Are we holding them the correct way? Are we getting them in and out of the isolettes the right way? Are we touching them too much, too little. Are we spending enough time in the NICU? Is Sarah breast feeding enough, pumping enough, providing enough milk? Am I fitting the right role as a father, making a choice between getting back to work or taking more time off to spend in the NICU? Maybe I am worried about worrying and there is no need to worry…if they…the nurses, the doctors, the hospital walls….trust us.
I never knew of so many emotions, worries, politics, entanglements associated with having not just one preemie in the NICU, but have twin preemies in the NICU. Trust is a powerful word…one that I am having to truly learn and understand.
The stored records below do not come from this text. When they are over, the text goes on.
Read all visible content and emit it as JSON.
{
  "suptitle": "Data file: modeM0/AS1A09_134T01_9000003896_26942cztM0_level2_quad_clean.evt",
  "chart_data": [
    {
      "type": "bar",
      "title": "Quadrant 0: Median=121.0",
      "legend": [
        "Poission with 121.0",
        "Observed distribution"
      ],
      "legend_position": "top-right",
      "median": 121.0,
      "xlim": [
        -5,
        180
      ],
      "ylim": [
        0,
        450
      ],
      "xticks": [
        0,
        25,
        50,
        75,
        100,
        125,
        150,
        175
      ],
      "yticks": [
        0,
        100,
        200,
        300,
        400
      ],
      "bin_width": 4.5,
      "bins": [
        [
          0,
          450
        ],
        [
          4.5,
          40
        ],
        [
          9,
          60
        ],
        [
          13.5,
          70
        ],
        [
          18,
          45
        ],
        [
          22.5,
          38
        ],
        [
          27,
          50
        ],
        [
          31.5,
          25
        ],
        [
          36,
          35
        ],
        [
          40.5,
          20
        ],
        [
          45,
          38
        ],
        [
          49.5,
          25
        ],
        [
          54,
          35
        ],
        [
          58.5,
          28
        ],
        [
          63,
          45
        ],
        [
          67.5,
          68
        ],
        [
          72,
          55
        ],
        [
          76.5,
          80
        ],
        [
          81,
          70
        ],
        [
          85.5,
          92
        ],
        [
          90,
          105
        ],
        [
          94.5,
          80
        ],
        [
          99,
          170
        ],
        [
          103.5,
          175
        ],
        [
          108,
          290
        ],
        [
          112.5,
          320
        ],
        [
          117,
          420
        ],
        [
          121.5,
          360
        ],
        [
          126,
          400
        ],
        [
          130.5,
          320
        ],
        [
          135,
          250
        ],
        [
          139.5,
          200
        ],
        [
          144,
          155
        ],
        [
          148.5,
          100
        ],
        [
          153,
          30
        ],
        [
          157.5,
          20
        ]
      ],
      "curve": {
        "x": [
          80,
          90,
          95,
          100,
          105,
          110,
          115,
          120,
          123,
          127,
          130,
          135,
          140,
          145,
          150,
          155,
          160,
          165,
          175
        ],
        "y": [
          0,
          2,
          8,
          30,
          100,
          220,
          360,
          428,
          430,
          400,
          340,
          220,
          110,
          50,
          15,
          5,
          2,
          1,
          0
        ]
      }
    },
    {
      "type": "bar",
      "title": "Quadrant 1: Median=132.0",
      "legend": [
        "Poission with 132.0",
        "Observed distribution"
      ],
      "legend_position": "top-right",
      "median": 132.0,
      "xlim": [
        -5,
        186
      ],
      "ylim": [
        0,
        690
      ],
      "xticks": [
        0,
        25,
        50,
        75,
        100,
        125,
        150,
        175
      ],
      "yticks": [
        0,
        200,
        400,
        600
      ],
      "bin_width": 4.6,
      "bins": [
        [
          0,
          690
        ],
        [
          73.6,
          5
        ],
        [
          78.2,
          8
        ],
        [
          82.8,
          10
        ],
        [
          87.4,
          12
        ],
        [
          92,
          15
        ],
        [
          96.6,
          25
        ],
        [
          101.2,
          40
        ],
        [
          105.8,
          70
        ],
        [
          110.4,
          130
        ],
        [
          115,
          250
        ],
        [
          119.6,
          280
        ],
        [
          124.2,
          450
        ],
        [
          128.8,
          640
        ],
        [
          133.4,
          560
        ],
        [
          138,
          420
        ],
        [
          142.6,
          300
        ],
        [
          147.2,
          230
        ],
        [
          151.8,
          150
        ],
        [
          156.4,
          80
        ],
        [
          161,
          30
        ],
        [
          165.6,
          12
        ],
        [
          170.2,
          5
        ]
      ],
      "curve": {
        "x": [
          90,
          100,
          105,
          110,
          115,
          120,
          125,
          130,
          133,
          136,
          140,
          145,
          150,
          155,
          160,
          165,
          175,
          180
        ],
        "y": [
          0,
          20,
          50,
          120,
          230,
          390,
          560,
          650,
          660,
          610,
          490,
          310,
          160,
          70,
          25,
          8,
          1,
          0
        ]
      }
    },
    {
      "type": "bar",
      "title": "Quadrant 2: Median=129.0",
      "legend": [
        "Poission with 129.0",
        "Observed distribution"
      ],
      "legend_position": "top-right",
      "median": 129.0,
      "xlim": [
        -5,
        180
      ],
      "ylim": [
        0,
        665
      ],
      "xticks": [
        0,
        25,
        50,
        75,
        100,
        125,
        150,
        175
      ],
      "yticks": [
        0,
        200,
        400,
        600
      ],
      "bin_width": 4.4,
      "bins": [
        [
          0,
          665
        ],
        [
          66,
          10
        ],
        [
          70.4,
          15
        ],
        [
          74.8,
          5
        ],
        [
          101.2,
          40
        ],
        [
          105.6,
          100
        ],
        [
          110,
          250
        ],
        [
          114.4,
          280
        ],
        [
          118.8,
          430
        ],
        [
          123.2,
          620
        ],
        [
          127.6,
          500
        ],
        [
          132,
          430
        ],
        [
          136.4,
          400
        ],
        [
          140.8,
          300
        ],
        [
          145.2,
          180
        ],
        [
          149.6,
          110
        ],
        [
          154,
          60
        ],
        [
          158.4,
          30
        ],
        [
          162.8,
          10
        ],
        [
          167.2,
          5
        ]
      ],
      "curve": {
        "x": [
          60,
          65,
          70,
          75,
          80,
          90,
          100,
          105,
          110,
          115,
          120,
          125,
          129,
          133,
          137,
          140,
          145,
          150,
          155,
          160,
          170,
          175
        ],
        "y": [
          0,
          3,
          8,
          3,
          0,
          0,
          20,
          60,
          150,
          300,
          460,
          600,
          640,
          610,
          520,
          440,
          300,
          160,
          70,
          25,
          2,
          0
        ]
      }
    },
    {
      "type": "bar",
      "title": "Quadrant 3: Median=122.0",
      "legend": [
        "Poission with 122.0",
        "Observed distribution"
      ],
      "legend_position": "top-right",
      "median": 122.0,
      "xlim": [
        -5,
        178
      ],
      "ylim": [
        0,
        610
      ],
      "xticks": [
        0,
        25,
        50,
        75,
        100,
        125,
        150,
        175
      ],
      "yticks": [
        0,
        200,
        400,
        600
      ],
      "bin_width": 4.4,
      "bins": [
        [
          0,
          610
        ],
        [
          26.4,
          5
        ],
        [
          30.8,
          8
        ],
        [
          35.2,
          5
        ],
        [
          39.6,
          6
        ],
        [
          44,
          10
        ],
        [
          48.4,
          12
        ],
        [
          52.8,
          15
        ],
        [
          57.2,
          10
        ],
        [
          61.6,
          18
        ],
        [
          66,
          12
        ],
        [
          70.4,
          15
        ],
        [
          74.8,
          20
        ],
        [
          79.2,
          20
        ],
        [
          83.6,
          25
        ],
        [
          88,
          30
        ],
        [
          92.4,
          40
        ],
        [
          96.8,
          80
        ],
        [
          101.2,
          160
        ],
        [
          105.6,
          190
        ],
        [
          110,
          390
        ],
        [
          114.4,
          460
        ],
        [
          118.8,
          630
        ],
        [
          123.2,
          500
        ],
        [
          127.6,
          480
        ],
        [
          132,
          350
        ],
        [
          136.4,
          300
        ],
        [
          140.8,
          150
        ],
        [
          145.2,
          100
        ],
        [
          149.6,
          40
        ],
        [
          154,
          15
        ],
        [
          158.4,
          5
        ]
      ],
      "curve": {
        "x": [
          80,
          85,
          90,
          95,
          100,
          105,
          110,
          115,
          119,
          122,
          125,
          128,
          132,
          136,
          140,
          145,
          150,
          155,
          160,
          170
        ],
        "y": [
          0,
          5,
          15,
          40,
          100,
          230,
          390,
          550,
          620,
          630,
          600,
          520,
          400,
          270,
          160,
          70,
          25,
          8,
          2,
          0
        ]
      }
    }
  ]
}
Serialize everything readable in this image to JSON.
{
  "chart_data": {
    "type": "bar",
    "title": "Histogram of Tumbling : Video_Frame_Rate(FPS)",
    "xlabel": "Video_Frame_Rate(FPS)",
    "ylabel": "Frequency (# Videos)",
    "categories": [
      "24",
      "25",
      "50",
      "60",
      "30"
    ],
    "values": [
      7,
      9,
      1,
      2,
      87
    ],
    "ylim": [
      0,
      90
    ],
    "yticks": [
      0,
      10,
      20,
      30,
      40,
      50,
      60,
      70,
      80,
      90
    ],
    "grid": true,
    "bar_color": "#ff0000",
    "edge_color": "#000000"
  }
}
I know in my heart that it was the numerous individuals, clinicians, and staff on the sixth floor of GHS that brought our two boys into this world healthy. I know they are providing the best possible care so they can come home healthy, vibrant, and growing young men. I completely trust them in their expertise. But…do they trust me? Or do I have the confidence in my abilities?
It is my hope that as we get closer and closer to that day when George and Henry come home, I will replace the word trust with the word confidence. Confidence that this entanglement was a magical dance teaching Sarah and myself we must trust others to help us reach our goals.